New to the forum. I am looking for wheel upgrade to my 2009 Cervelo R3 Ultegra. Current wheelset is the standard Fulcrum Racing 7....

...how much difference will a new wheelset make? What is the best option for up to $1500? I am looking for a durable set that can stand NJ roads and that would enhance my chances of upping my average pace, if even so slightly.

Thanks!


----------



## enellch (Jun 15, 2011)

*Answer to my own question...Zipp 101*

Ended up reading forums all night and needed to experience the stuff first hand. I figured better aero profile, 400grams less should do it for me, plus the reviews in various magazines suggest that these are a reasonable choice for what i am seeking. I have no patience to spend endless hours researching this further as I wish to spend any free time playing.

Initial impression after a few hours of riding, much smoother and more stable as compared to what I came from...Appear to accelerate far easier and overall the psyco factor was great, no more excuses that 'cheap' 2kg wheelset is holding me back. 

What did my stats say? I did exact same ride as last night, same time, weather and overall conditions.
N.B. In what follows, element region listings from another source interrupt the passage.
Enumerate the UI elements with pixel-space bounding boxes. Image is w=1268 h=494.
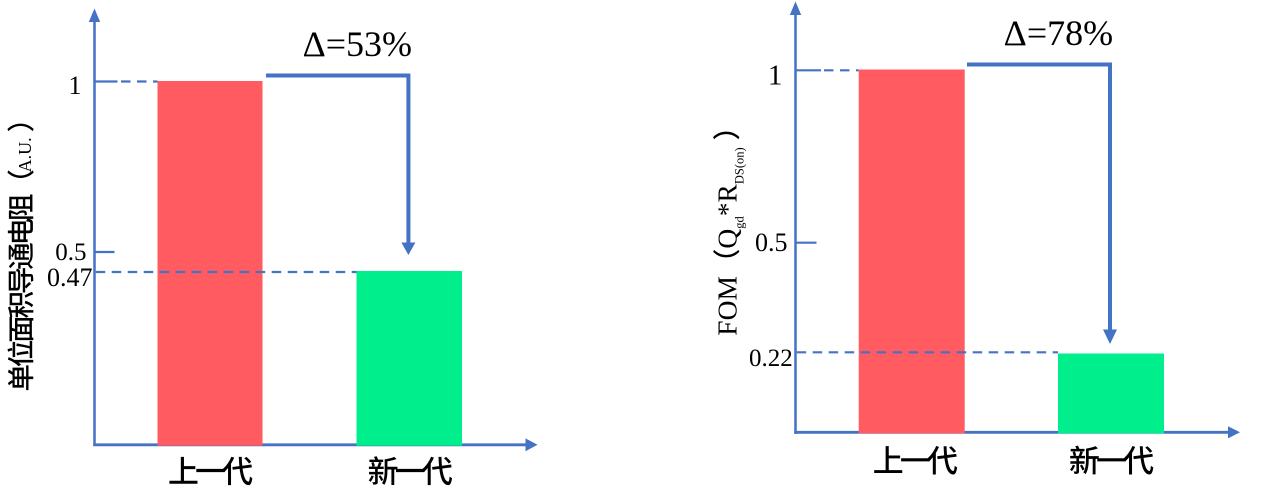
svg-text:A.U.: A.U.: [15, 137, 35, 172]
svg-text:*R: *R: [712, 183, 743, 216]
svg-text:1: 1: [768, 60, 783, 92]
svg-text:Δ=78%: Δ=78%: [1004, 13, 1113, 53]
svg-text:0.5: 0.5: [755, 228, 788, 257]
svg-text:Q: Q: [712, 229, 743, 249]
svg-text:0.5: 0.5: [55, 239, 86, 266]
svg-text:FOM: FOM: [712, 276, 743, 336]
svg-text:0.47: 0.47: [47, 263, 93, 292]
svg-text:gd: gd: [733, 215, 747, 228]
svg-text:DS(on): DS(on): [733, 147, 747, 184]
svg-text:0.22: 0.22: [749, 345, 793, 372]
svg-text:Δ=53%: Δ=53%: [303, 24, 412, 64]
svg-text:1: 1: [69, 71, 82, 100]
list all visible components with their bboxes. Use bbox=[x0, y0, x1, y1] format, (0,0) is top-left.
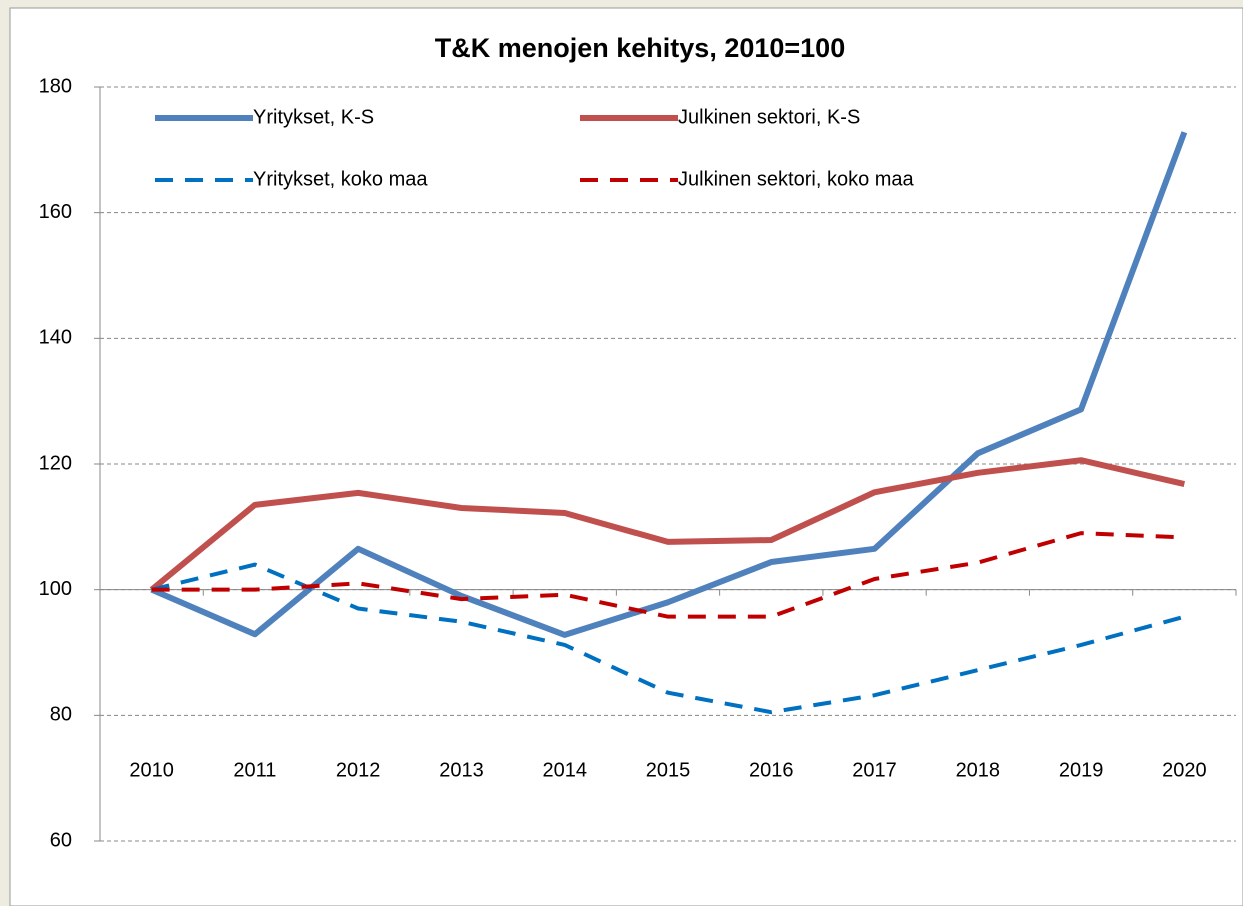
x-tick-label: 2017 bbox=[852, 759, 897, 781]
x-tick-label: 2018 bbox=[956, 759, 1001, 781]
chart-title: T&K menojen kehitys, 2010=100 bbox=[435, 33, 845, 63]
y-tick-label: 100 bbox=[39, 578, 72, 600]
chart-background bbox=[9, 7, 1243, 906]
legend-label: Yritykset, koko maa bbox=[253, 168, 428, 190]
y-tick-label: 80 bbox=[50, 704, 72, 726]
x-tick-label: 2010 bbox=[129, 759, 174, 781]
series-line bbox=[151, 531, 1185, 619]
x-tick-label: 2013 bbox=[439, 759, 484, 781]
y-tick-label: 140 bbox=[39, 327, 72, 349]
x-tick-label: 2020 bbox=[1162, 759, 1207, 781]
x-tick-label: 2015 bbox=[646, 759, 691, 781]
x-tick-label: 2011 bbox=[233, 759, 276, 781]
x-tick-label: 2014 bbox=[542, 759, 587, 781]
y-tick-label: 120 bbox=[39, 452, 72, 474]
y-tick-label: 180 bbox=[39, 75, 72, 97]
y-tick-label: 160 bbox=[39, 201, 72, 223]
legend-label: Julkinen sektori, koko maa bbox=[678, 168, 915, 190]
legend-label: Yritykset, K-S bbox=[253, 106, 374, 128]
x-tick-label: 2016 bbox=[749, 759, 794, 781]
series-line bbox=[149, 457, 1186, 592]
legend-label: Julkinen sektori, K-S bbox=[678, 106, 860, 128]
series-line bbox=[151, 562, 1185, 715]
x-tick-label: 2019 bbox=[1059, 759, 1104, 781]
series-line bbox=[150, 131, 1188, 638]
y-tick-label: 60 bbox=[50, 829, 72, 851]
x-tick-label: 2012 bbox=[336, 759, 381, 781]
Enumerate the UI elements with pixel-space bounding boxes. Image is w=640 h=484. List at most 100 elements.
Light rolling hills, 22 miles. My average pace went from 16.7 to 17.3mph. Also, these are more quite than the Fulcrum 7s, which is nice. So, from a sample of 1, I conclude that for me this was a good choice. It remains unclear if the wheels or my motivation to justify my new wheels was the reason..but hey, anything that makes anyone ride more is probably a good thing


----------